« Docs sur l’Éduc » est un podcast sur la pratique des métiers de l’éducation, en particulier dans les écoles et établissements de l’éducation prioritaire. Il est réalisé à Marseille par Alain Barlatier, documentariste et ancien enseignant. Chaque vendredi « Le café pédagogique » en publie un épisode (billet et entretien audio). Aujourd’hui, le podcasteur donne la parole à Marie-Anna Tsagouris professeure dans une école classée REP+. L’enseignante, parle de son implication auprès d’un public scolaire en difficulté, auprès des familles, de la pression exercée par l’enseignement privé. Elle parle aussi de la diversité culturelle dans une classe de cette ville-monde, du cycle 3 et de la liaison école-collège, de la mobilisation nécessaire pour que toutes et tous atteignent les objectifs à la sortie du premier degré. « Si je croisais au coin de la rue, notre ministre, je l’inviterais à venir dans notre école, passer quelques jours dans nos classes, rencontrer les élèves, les collègues pour mesurer les difficultés mais aussi pour voir tout le côté positif du métier », nous dit-elle.

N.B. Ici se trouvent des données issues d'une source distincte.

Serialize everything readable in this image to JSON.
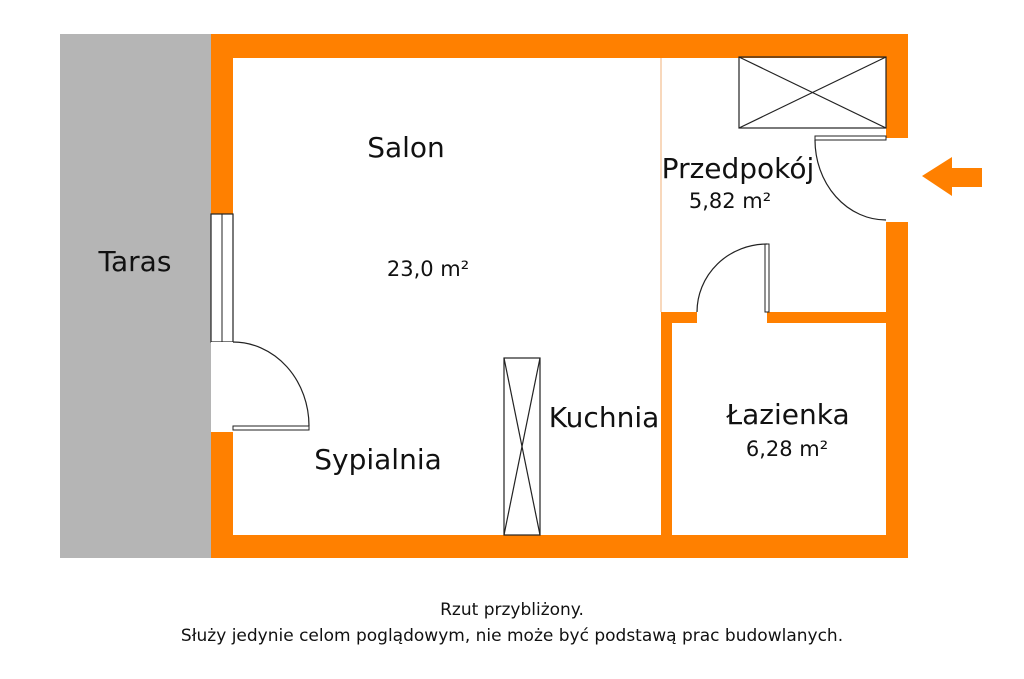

Marie-Anna Tsagouris est une jeune enseignante travaillant à l’école primaire François Moisson classée REP+ et située dans le deuxième arrondissement de Marseille à la limite du quartier populaire du Panier.

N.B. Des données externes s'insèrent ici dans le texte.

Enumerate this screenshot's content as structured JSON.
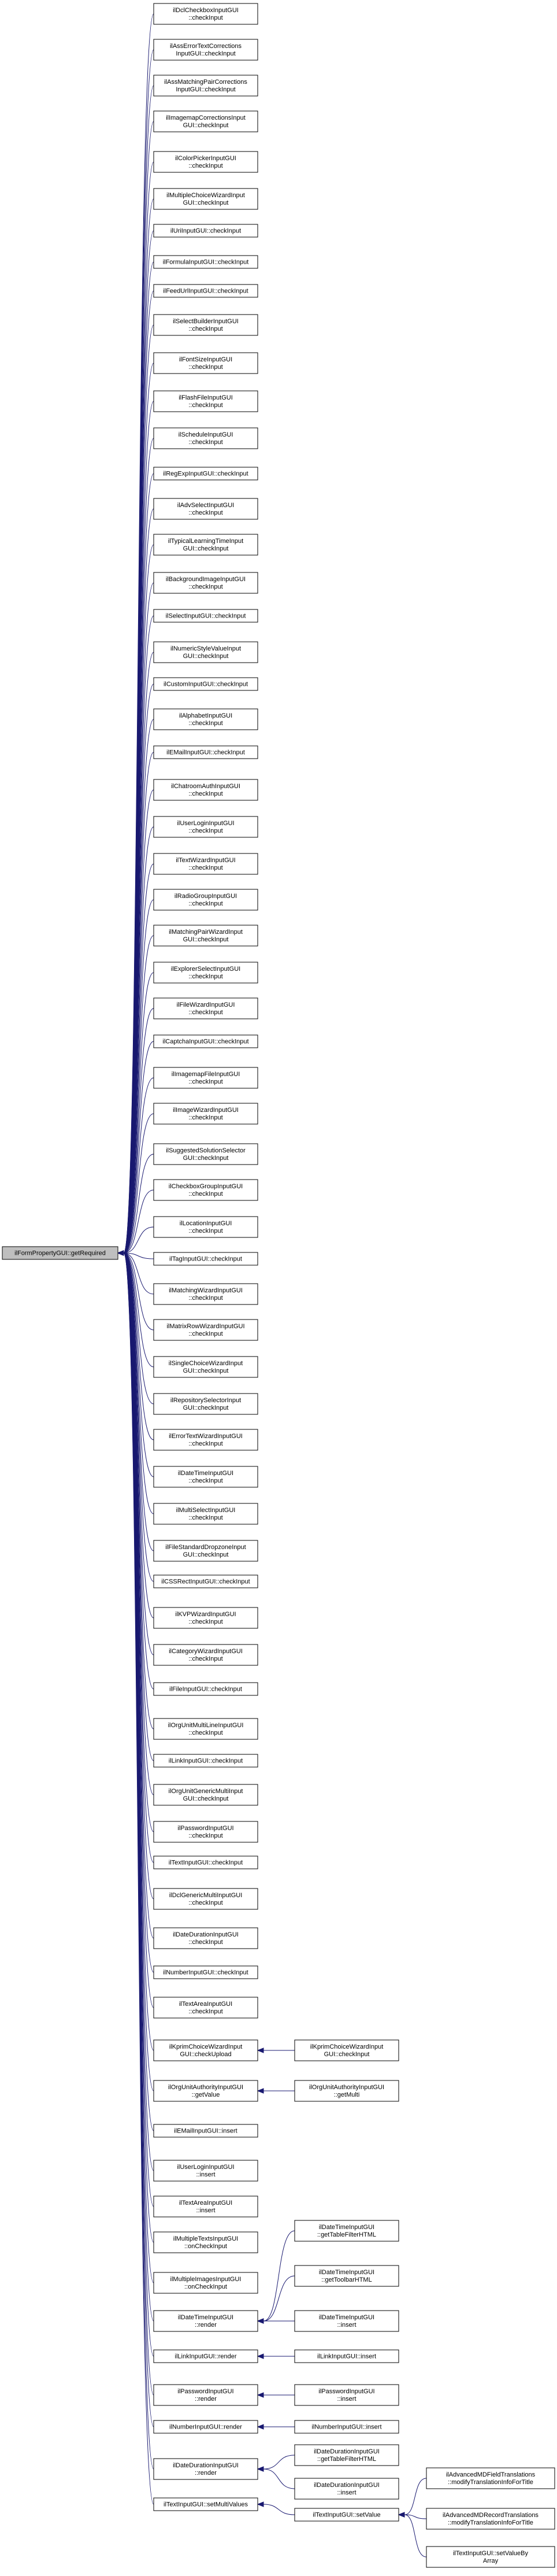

Marseille présente la particularité, par rapport aux autres grandes villes françaises de posséder en son centre, une partie importante de sa population présentant de grandes difficultés sociales. De ce fait nombre d’écoles et d’établissements du second degré font partie des réseaux REP. C’est le cas ici.
L’école François Moisson est une très grande école (400 élèves, 22 classes, 27 enseignants, 13 AEDH, 12 agents municipaux) souvent plus importante qu’un collège de taille moyenne. Elle résulte de la fusion de deux écoles mitoyennes. De ce fait l’administration a supprimé un poste de direction, le directeur n’a quant à lui aucune aide administrative en dehors de sa décharge.

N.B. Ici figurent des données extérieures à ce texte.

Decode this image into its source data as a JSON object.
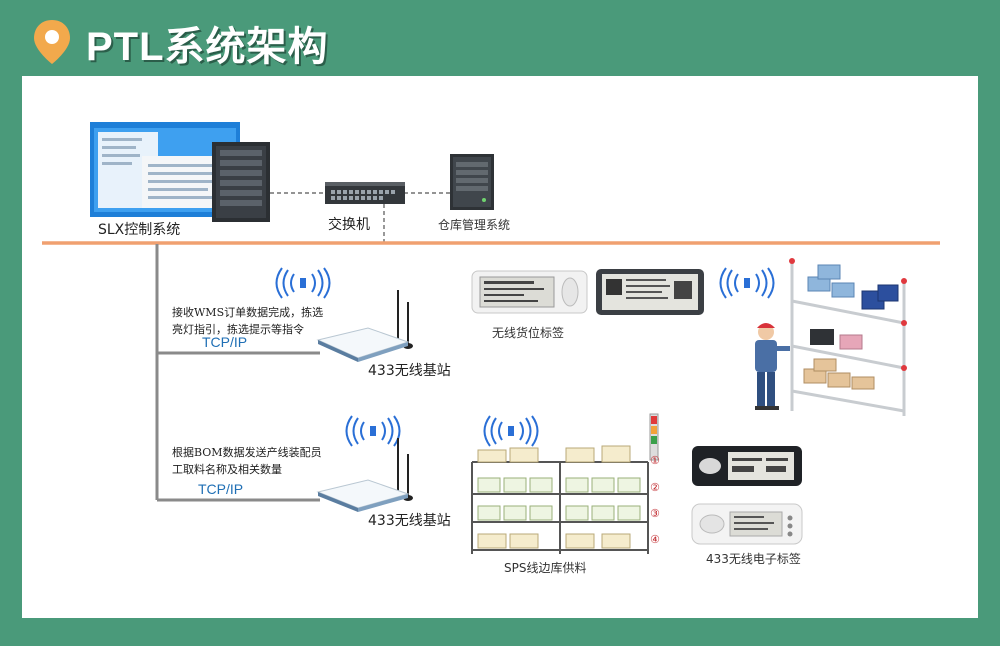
{
  "header": {
    "title": "PTL系统架构",
    "pin_color": "#f2a94c"
  },
  "colors": {
    "bus_line": "#f0a070",
    "tree_line": "#8a8a8a",
    "tcp_text": "#1f6fb5",
    "wireless": "#2a6fd6"
  },
  "nodes": {
    "slx": "SLX控制系统",
    "switch": "交换机",
    "wms": "仓库管理系统",
    "wireless_tag": "无线货位标签",
    "base_station_1": "433无线基站",
    "base_station_2": "433无线基站",
    "sps": "SPS线边库供料",
    "e_tag": "433无线电子标签"
  },
  "branch1": {
    "note_line1": "接收WMS订单数据完成，拣选",
    "note_line2": "亮灯指引，拣选提示等指令",
    "protocol": "TCP/IP"
  },
  "branch2": {
    "note_line1": "根据BOM数据发送产线装配员",
    "note_line2": "工取料名称及相关数量",
    "protocol": "TCP/IP"
  },
  "rack_markers": [
    "①",
    "②",
    "③",
    "④"
  ],
  "icons": [
    "map-pin-icon",
    "wireless-signal-icon",
    "antenna-icon",
    "server-icon",
    "switch-icon",
    "monitor-icon",
    "shelf-icon",
    "worker-icon",
    "traffic-light-icon"
  ]
}
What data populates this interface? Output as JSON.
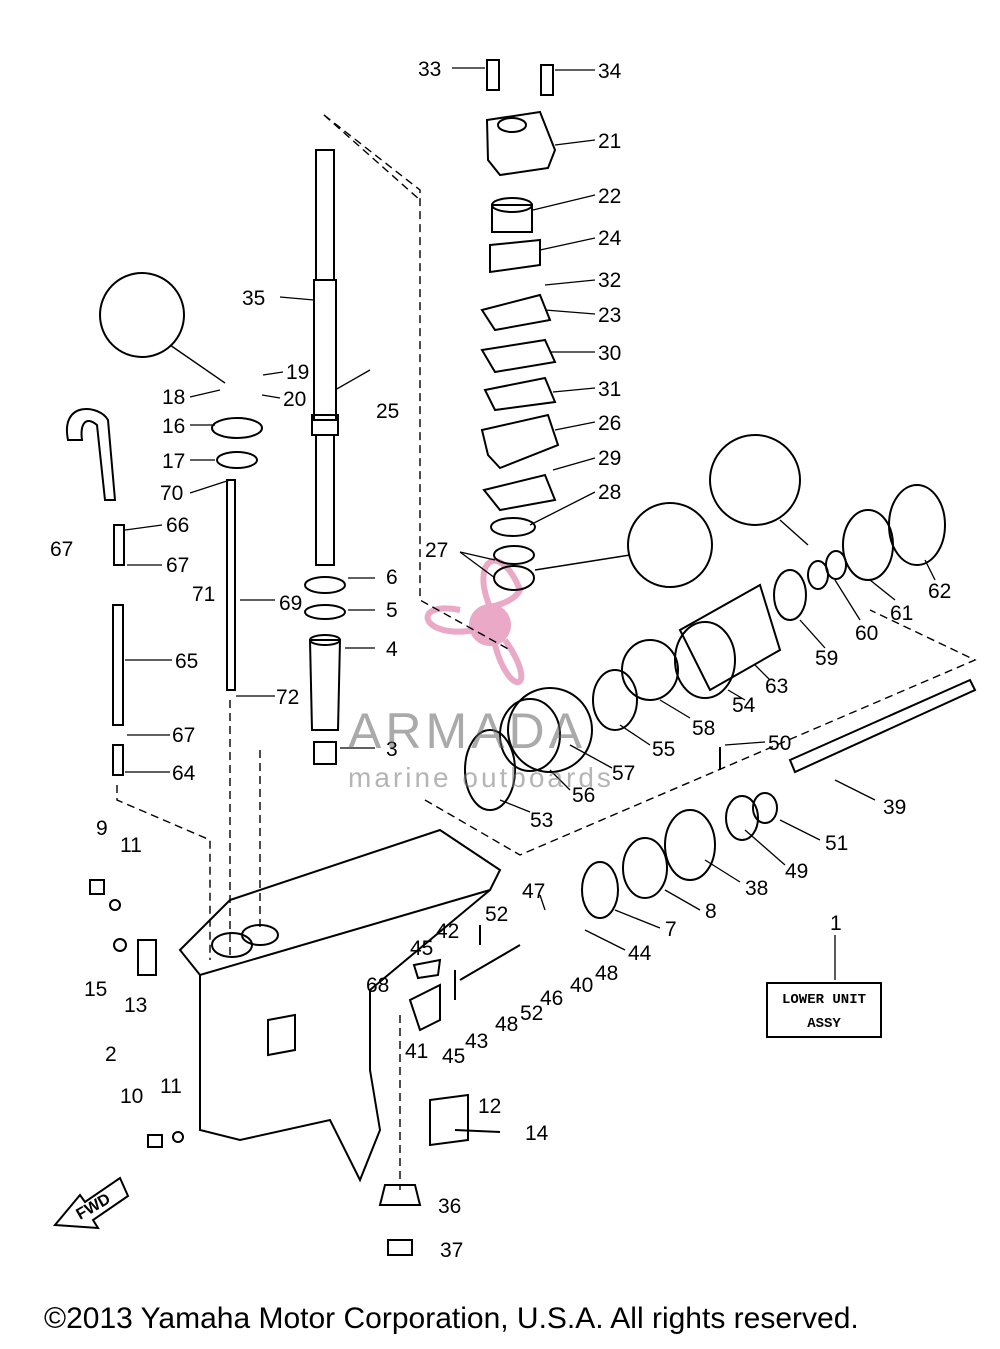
{
  "diagram": {
    "copyright": "©2013 Yamaha Motor Corporation, U.S.A. All rights reserved.",
    "assembly_box": {
      "line1": "LOWER UNIT",
      "line2": "ASSY",
      "ref": "1"
    },
    "watermark": {
      "brand": "ARMADA",
      "tagline": "marine outboards",
      "accent": "#e8a0c0"
    },
    "fwd_arrow": "FWD",
    "part_numbers": [
      "33",
      "34",
      "21",
      "22",
      "24",
      "32",
      "23",
      "30",
      "31",
      "26",
      "29",
      "28",
      "27",
      "35",
      "25",
      "19",
      "18",
      "20",
      "16",
      "17",
      "70",
      "71",
      "66",
      "67",
      "69",
      "6",
      "5",
      "4",
      "72",
      "3",
      "65",
      "64",
      "62",
      "61",
      "60",
      "59",
      "63",
      "54",
      "58",
      "55",
      "57",
      "56",
      "53",
      "50",
      "39",
      "51",
      "49",
      "38",
      "8",
      "7",
      "44",
      "47",
      "48",
      "40",
      "52",
      "46",
      "42",
      "45",
      "68",
      "41",
      "43",
      "9",
      "11",
      "15",
      "13",
      "2",
      "10",
      "12",
      "14",
      "36",
      "37",
      "1"
    ]
  },
  "colors": {
    "line": "#000000",
    "background": "#ffffff"
  }
}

Enseigner n’est pas la première expérience professionnelle de Marie-Anna, elle a travaillé auparavant pendant une dizaine d’années dans le secteur culturel. Chargée de projets artistiques elle assurait le lien entre les différents créateurs dans le but de l’intégration des arts numériques dans les différentes productions. Pendant quatre années et demie, elle a travaillé au Sénégal et au Burkina Faso, chargée de projets pédagogiques et cette fois assurant le lien avec les équipes enseignantes et leurs élèves.
De retour en France et à Marseille, elle interviendra dans des cursus de formation professionnelle, ce qui peut s’apparenter déjà à son futur travail d’enseignante.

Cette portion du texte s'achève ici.